Eat Hackney has a decidedly sweet tooth, but a chocolate tasting at 11am initially seemed like a challenge. Laurent Gerbaud’s chocolates are so light and pure though, that I ate my way round his plate of chocs with relish, and could probably have managed another round.
Interview with Laurent Gerbaud
Laurent’s shop is a light bright space in Brussels’ museum quarter, the pretty parcels of chocs printed with a stylish Chinese motif. The wall is emblazoned with his principles: no added sugar, no butter, no alcohol, no artificial flavours. Anyone who has sampled boozy, sweet and rich Belgian chocolates knows that this goes against the grain: Laurent’s tastebuds went on a long and exotic journey away from his homeland to reach this point.
Laurent studied law and medieval history, and was a student of Mandarin for two years, conceiving a dream to open a chocolate factory in Shangahi.
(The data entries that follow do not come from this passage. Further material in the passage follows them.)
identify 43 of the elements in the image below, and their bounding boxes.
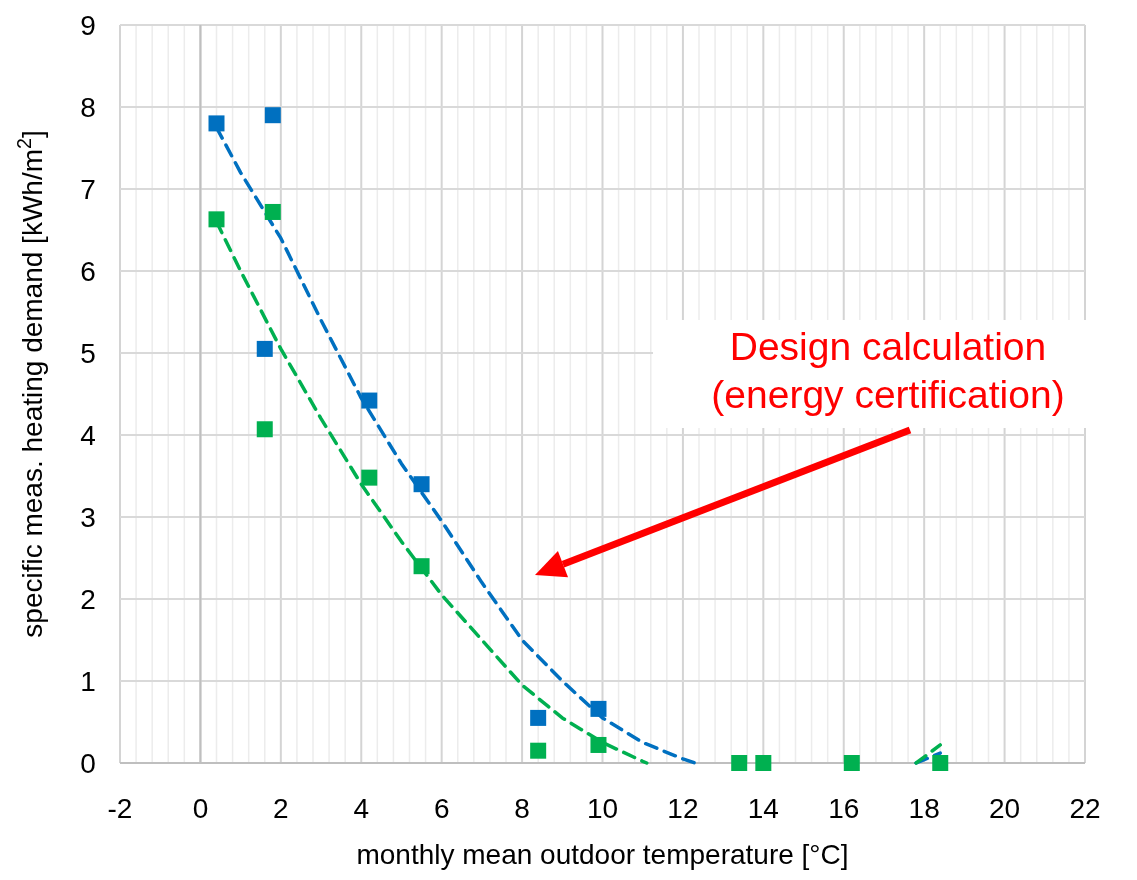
point	[361, 392, 378, 409]
x-tick-label: 20	[989, 793, 1021, 824]
point	[413, 476, 430, 493]
y-tick-label: 7	[80, 174, 96, 205]
point	[413, 558, 430, 575]
x-tick-label: 22	[1069, 793, 1101, 824]
point	[208, 211, 225, 228]
y-tick-label: 4	[80, 420, 96, 451]
x-axis-title: monthly mean outdoor temperature [°C]	[356, 839, 849, 870]
point	[590, 700, 607, 717]
x-tick-label: 4	[353, 793, 370, 824]
y-tick-label: 1	[80, 666, 96, 697]
x-tick-label: 18	[908, 793, 940, 824]
y-tick-label: 0	[80, 748, 96, 779]
x-tick-label: 6	[433, 793, 450, 824]
x-tick-label: 12	[667, 793, 699, 824]
point	[843, 755, 860, 771]
x-tick-label: 8	[514, 793, 530, 824]
y-tick-label: 9	[80, 10, 96, 41]
x-tick-label: 16	[828, 793, 860, 824]
y-tick-label: 8	[80, 92, 96, 123]
y-tick-label: 5	[80, 338, 96, 369]
point	[361, 469, 378, 486]
point	[530, 709, 547, 726]
point	[530, 742, 547, 759]
point	[264, 107, 281, 124]
point	[731, 755, 748, 771]
annotation: Design calculation (energy certification)	[711, 325, 1065, 416]
x-tick-label: 10	[586, 793, 619, 824]
point	[208, 115, 225, 132]
point	[932, 755, 949, 771]
x-tick-label: 14	[747, 793, 779, 824]
x-tick-label: 2	[273, 793, 289, 824]
y-tick-label: 6	[80, 256, 96, 287]
point	[590, 736, 607, 753]
y-tick-label: 3	[80, 502, 96, 533]
point	[256, 340, 273, 357]
x-tick-label: 0	[192, 793, 209, 824]
x-tick-label: -2	[107, 793, 133, 824]
point	[256, 421, 273, 438]
y-tick-label: 2	[80, 584, 96, 615]
point	[755, 755, 772, 771]
point	[264, 203, 281, 220]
Laurent giggles recalling the hazy and romantic dream he had of building a factory on a picturesque river bank – he says his Chinese friends are still laughing at him and in reality the river and the city are “f—king HUGE!” He encountered two major problems which after a couple of years of effort brought his Chinese business dream to an end: the stonily unhelpful attitude of the authorities and the fact that Chinese people have little taste for sweet food.
But, being a positive sort of chap, Laurent has turned these two things to his advantage: operating in such a difficult environment made him unafraid, and he had began experimenting with less sweet flavours to tempt the Chinese, in the process refining and developing his own tastes.
Laurent returned to Brussels and continued making chocolates, this time in his grandmother’s house, using her cuisine cave, the cool tiled basement of traditional Belgian homes where the kitchen is located. His other grandmother helped out, and they used a pingpong table to dry the chocs on. The business grew, from a delivery service to stalls at a local market to the current café and workshop, from where Laurent now organises internationally themed food events.
As for the chocolate itself… it’s carefully sourced so Laurent can pinpoint exactly where it comes from. And the chocolate producer he uses – in Italy – processes carefully in small batches: this is where the subtle taste is developed. Laurent adds magic with pure ingredients, combining the chocolate with just one element: dried Turkish fig, Persian cranberry, Piedmonte hazelnut or candied ginger. Amongst his products are fantastic slender bars of chocolate, embossed with a Chinese pattern and flavoured with sweet chilli, Japanese citrus or – sensationally – black pepper. The flavours travel round your tastebuds in a deliciously slow way, the sweet chilli only delivering its cheeky kick once the chocolate has been swallowed.
Laurent’s chocs aren’t stocked in London – though someone should be selling them! But if you go to Brussels, do take a break between museums for some Belgian chocolate, Shanghai-style.